Here's a chart, created by one of the hearing's witnesses, Edward J. Pinto, resident fellow at the American Enterprise Institute and former chief credit officer at Fannie Mae:

mortgage performance by size 2011-q1.png

A number of reasons could explain this relationship

First, big banks focused more on volume than quality. When you're trying to originate more loans than your competitor, it's easy to let standards fall.

Second, smaller community banks know their customers better than big banks who might view their customers as more of a number. So first, smaller banks have a better idea which of their customers are good bets for mortgages. But having stronger relationship with your customers also helps ensure that those mortgages continue to perform through servicing. Smaller banks are more likely to have the will and patience to work with a struggling customer to bring a loan current again.

Third, bigger banks often were more focused on originating mortgages to subprime borrowers as stipulations made as part of merger conditions over the past decade or two. While some of these loans might have been able to be sold off to Fannie and Freddie or securitized, those that didn't make the cut -- which might have been the very worst -- remained in their portfolio.
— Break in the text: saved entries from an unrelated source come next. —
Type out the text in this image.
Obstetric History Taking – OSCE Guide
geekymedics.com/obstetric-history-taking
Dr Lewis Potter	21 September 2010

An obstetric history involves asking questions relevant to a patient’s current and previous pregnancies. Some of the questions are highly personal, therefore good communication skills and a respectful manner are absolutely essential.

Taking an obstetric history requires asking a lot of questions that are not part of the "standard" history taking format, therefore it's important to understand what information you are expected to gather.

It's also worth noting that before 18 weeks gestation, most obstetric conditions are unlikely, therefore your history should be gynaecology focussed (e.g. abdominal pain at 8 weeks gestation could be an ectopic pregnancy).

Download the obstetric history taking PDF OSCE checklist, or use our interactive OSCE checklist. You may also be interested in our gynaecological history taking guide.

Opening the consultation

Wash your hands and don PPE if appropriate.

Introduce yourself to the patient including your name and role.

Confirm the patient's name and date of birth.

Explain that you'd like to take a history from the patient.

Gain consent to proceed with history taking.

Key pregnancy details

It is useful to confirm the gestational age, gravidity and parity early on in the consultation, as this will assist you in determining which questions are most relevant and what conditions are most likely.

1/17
Finally, due to their more aggressive efforts to distribute mortgage risk through Fannie/Freddie and securitization, larger banks likely had more loans get kicked back. The big originators probably paid less attention to loan quality if they believed the mortgages could be sold off. When they were rejected by buyers, however, they had to take them back. Many of them went bad.

You might notice that all of these reasons have something in common: they involve chasing volume instead of concentrating on sound underwriting. This is a problem when banks try to get bigger and bigger and begin to ignore the risks that they take along the way. During a bubble period, the temptation to pursue volume becomes even stronger.